In Beirut, crowds are thinner. Part of the seaside Duroy hotel is still slightly blackened after a suicide bomber blew himself up during a police raid in June. At the high-end Beirut Souks shopping complex in the downtown business district, the passages between shops are nearly empty.

"In the month or two before the incident at the Duroy, we were seeing a lot of Saudi, Iraqi tourists," said a 36-year-old bookstore manager in downtown Beirut. "We really thought that the start of this summer was better than the last one."

"Then the bombings and arrests happened, and we didn't see them anymore," she added, asking to remain anonymous because she was not authorized by her employer to speak to journalists.

Lebanon, a country with a history of civil strife, has been affected by the civil war raging in neighboring Syria over the past three years. In addition to the influx of more than 1 million Syrian refugees, the conflict has inflamed tensions among Lebanon's long-feuding sects, causing violence, including street clashes and bombings.

The country is sharply split between those who back the overwhelmingly Sunni rebels fighting to topple Syrian President Bashar Assad, and those who support him, including the Shiite militant group Hezbollah, which has sent its fighters to shore up Assad's forces.

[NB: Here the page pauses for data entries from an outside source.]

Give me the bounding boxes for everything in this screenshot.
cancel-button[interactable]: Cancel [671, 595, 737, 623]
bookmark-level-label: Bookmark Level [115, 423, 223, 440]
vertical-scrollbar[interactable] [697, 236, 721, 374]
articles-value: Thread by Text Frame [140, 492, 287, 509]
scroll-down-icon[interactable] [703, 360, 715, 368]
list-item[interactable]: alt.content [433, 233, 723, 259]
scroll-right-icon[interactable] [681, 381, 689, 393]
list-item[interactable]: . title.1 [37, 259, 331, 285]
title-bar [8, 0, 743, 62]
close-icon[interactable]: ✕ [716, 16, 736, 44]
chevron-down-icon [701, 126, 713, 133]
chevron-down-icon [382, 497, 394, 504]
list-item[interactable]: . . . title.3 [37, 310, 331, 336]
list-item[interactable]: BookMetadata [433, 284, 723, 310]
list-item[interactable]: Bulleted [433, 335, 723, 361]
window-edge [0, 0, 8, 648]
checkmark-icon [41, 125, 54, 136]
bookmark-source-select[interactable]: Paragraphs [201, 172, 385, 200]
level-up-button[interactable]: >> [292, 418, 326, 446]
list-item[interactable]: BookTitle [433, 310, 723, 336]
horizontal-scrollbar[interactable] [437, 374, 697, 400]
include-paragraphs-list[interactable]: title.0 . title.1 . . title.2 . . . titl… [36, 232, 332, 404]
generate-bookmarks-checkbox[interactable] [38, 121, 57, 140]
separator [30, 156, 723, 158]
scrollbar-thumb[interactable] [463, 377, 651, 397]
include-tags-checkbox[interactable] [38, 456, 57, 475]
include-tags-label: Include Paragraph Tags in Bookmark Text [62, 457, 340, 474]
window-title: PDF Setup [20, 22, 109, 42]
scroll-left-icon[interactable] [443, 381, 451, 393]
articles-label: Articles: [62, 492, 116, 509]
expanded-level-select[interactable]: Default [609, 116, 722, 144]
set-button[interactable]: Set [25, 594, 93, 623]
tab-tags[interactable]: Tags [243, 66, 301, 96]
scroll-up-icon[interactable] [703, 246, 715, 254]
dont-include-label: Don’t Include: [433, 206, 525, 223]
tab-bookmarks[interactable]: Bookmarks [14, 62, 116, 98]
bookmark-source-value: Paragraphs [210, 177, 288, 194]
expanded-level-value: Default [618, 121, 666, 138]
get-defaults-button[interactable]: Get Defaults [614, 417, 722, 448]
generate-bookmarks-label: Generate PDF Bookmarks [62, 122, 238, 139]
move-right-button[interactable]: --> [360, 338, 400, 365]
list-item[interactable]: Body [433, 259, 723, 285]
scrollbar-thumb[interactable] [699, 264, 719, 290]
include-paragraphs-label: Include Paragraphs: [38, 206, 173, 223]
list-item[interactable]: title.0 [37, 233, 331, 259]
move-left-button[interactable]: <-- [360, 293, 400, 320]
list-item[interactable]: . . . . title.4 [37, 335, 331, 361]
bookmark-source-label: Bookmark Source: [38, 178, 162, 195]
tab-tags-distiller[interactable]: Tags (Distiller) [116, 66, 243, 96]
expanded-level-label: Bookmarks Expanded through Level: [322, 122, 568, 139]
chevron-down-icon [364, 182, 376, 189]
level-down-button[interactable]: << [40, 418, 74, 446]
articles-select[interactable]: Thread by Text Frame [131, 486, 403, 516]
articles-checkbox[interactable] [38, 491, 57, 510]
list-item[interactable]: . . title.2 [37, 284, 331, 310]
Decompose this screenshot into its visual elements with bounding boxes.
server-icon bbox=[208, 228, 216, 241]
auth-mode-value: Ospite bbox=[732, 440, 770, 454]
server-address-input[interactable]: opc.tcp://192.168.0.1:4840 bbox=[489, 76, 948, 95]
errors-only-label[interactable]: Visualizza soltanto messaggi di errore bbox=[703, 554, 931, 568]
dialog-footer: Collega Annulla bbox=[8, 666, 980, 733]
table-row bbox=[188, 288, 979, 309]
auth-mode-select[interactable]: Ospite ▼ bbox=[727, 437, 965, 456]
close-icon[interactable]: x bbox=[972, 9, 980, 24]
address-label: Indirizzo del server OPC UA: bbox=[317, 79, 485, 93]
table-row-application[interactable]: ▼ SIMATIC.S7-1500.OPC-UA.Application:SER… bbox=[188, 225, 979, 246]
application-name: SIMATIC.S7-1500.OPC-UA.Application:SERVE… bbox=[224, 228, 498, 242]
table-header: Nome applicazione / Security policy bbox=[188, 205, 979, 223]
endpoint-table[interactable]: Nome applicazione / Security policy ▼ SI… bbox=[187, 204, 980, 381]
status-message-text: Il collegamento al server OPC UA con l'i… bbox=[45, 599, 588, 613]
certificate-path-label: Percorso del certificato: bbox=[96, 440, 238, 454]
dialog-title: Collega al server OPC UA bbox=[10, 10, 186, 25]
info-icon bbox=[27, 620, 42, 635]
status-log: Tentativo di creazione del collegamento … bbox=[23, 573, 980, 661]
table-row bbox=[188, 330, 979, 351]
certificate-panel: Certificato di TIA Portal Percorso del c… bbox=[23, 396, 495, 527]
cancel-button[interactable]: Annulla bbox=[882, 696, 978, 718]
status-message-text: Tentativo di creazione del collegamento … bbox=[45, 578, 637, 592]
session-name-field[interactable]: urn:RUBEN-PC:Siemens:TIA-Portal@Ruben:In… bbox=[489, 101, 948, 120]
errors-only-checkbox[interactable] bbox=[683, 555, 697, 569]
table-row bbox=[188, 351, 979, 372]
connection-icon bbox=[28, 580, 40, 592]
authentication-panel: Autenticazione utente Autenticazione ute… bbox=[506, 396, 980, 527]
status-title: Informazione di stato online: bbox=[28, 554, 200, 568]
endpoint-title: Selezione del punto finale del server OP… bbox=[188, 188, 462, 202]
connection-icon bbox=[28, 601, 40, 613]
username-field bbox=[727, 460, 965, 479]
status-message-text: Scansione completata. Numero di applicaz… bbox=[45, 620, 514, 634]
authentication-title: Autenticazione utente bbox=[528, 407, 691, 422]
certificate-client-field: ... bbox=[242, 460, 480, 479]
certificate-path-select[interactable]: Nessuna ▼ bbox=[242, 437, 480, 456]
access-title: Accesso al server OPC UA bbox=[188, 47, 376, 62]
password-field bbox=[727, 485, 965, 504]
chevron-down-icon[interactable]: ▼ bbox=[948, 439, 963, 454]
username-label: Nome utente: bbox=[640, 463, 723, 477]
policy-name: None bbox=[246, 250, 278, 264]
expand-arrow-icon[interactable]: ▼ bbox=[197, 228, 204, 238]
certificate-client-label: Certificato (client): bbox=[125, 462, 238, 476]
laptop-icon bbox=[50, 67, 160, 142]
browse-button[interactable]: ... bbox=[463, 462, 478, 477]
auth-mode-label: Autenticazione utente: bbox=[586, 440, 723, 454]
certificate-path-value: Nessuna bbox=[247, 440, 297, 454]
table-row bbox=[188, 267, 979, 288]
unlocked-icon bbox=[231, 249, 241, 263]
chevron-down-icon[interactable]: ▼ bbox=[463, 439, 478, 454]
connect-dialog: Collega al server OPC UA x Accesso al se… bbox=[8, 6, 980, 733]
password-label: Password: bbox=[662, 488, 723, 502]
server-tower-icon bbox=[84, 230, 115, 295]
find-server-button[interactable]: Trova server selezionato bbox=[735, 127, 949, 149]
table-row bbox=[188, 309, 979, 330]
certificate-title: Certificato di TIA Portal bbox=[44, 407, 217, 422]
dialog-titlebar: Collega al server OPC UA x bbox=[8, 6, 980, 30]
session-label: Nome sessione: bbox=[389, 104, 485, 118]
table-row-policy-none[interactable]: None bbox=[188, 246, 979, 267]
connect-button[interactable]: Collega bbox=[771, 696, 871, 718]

The recent cancellations cap a downward trend in the number of tourists to Lebanon since the Syrian conflict began. Tourism Minister Michel Pharaon said the number of tourists in 2013 dropped by 1 million from the 2.3 million tourists who visited Lebanon in 2010. The number of visitors for the first five months of 2014 was down 9 percent from the same period last year, though the ministry had no figures for June and July.

After relative calm for nearly three months, a new wave of violence broke out last month, coinciding with fighting in nearby Iraq, where militants of the Islamic State of Iraq and the Levant have taken over large parts of the country. In one week beginning June 20, a suicide attacker blew up his car near a checkpoint in eastern Lebanon, another near a cafe in southern Beirut and a third blew himself up at the Duroy to avoid arrest.

The explosions killed two people and wounded others. Security forces searching for the militants have raided several hotels in Beirut, upsetting tourists, some of whom headed to the airport immediately afterward. A military prosecutor on Monday charged 28 people with planning bombing attacks and with belonging to the Islamic State.

Now, instead of a relatively calm summer, workers put up roadblocks to guard against car bombs. Guards at malls search shoppers more meticulously. At the World Cup Fan Park in Beirut, organizers erected metal detectors at two entrances to the complex. Security guards go through personal belongings before allowing fans to enter.

Pharaon said Lebanon's security situation is better than elsewhere in the region. But, he said, if there is a militant "insistence to target Lebanon, this will impact not just on the tourism sector but [also] the overall situation in Lebanon."